State v. DeCastro

ACOBA, Judge,

concurring.

I concur in the result of this case.

Defendant failed to establish that an “administrative order or administrative grant of permission” was the basis for his action under the mistake of law defense under Hawai'i Revised Statutes (HRS) § 702-220(3) (1993).1

Also, because Defendant testified that he thought “it was a little bit funny” and “chuckled” when the police officer allegedly challenged him and his passenger to a fight, I believe it was within the trial court’s discretion to find, under the facts of this case, that *155Defendant did not reasonably believe he was in danger of “imminent harm” under the “choice of evils” defense in HRS § 703-302(1) (1993).

However, I must disagree with the majority’s reliance on State v. Kealoha, 9 Haw.App. 115, 826 P.2d 884 (1992) with respect to the “choice of evils” defense. I do not believe that Kealoha is viable authority under HRS § 703-302 because the common law requirements set forth in Kealoha conflict with the express language of HRS § 703-302. In that connection, HRS § 701-102(2) (1993) provides, “The provisions of this Code govern the construction of and punishment for any offense set forth herein committed after the effective date, as well as the construction and application of any defense to a prosecution for such an offense.” (Emphases added.) The Hawai'i Penal Code (the Code) was adopted and took effect on January 1, 1973, prior to Kealoha and the instant case. 1972 Haw.Sess.L.Act 9, § 100 at 32. After that date, the express language of the Code is controlling.

Under HRS § 703-302(1), the justification defense is satisfied when the following factors are established: the defendant (1) reasonably believes (2) the conduct is necessary (3) to avoid harm or evil to the actor or another which is (4) imminent, and (5) the harm or evil sought to be avoided is greater than the violative conduct.
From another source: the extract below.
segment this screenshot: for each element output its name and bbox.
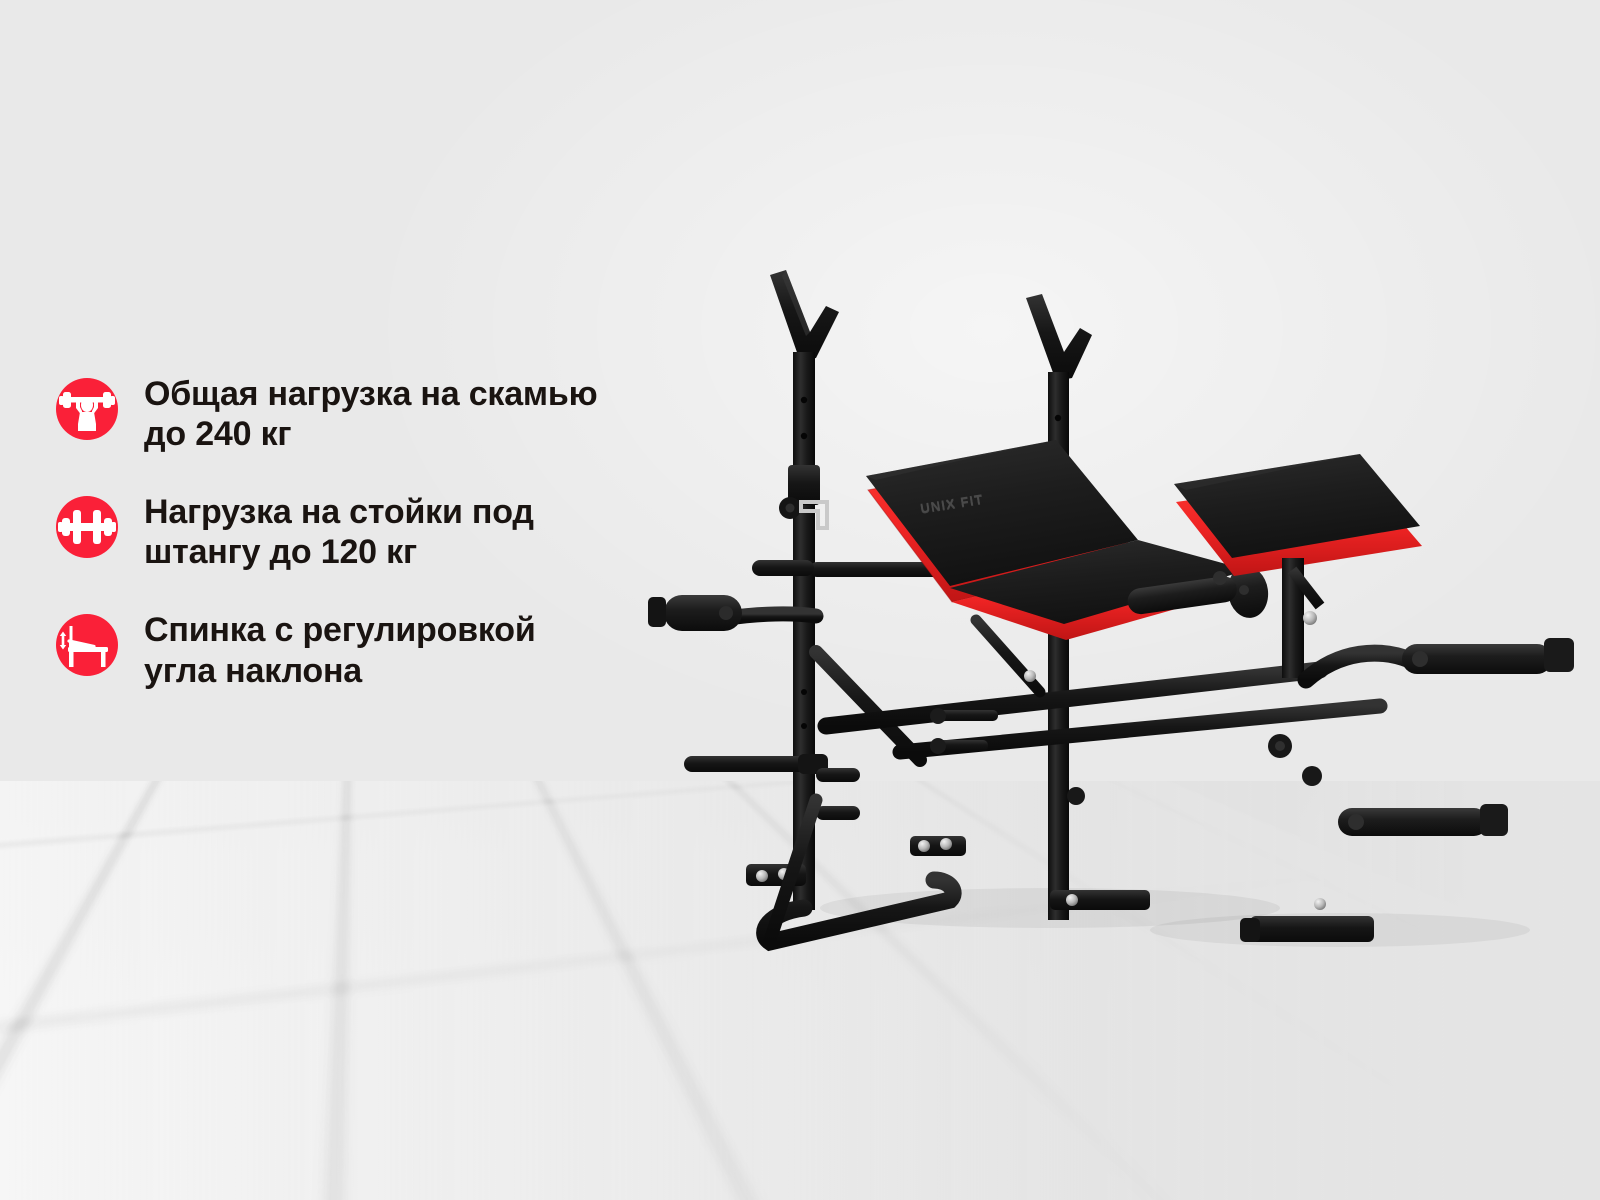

However, the majority, as a matter of law, redefines the “reasonably believes” factor to specifically require that there be no “third alternative available” and that the conduct be “reasonably designed to actually prevent the threatened greater harm.” Kealoha, 9 Haw.App. at 118, 826 P.2d at 886 (emphasis added). These requirements, first posited in Kealoha and applied here, are not included in the express language of HRS § 703-302.

Such requirements go beyond the factors denominated under the statute. They impose additional burdens on a defendant, not authorized, and therefore, I cannot agree with the majority’s reformulation of the “choice of evils” defense statute.

. I would not reach, and therefore, do not necessarily agree with the majority's analysis of the "administrative grant of permission” language in Hawai'i Revised Statutes (HRS) § 702-220(3) (1993). Defendant did not assert the mistake of law defense in his brief and did not claim that he relied on an "administrative order.” Defendant, however, did argue that the transcript indicated that he had "permission to leave,” and thus, Defendant did not have the requisite intent under HRS § 710-1027 (1993) to disobey the officer’s order to stop. The majority opinion characterizes Defendant's argument as one under HRS § 702-220(3) (1993).

Defendant did assert the "choice of evils” defense under HRS § 703-302 (1993) in his brief.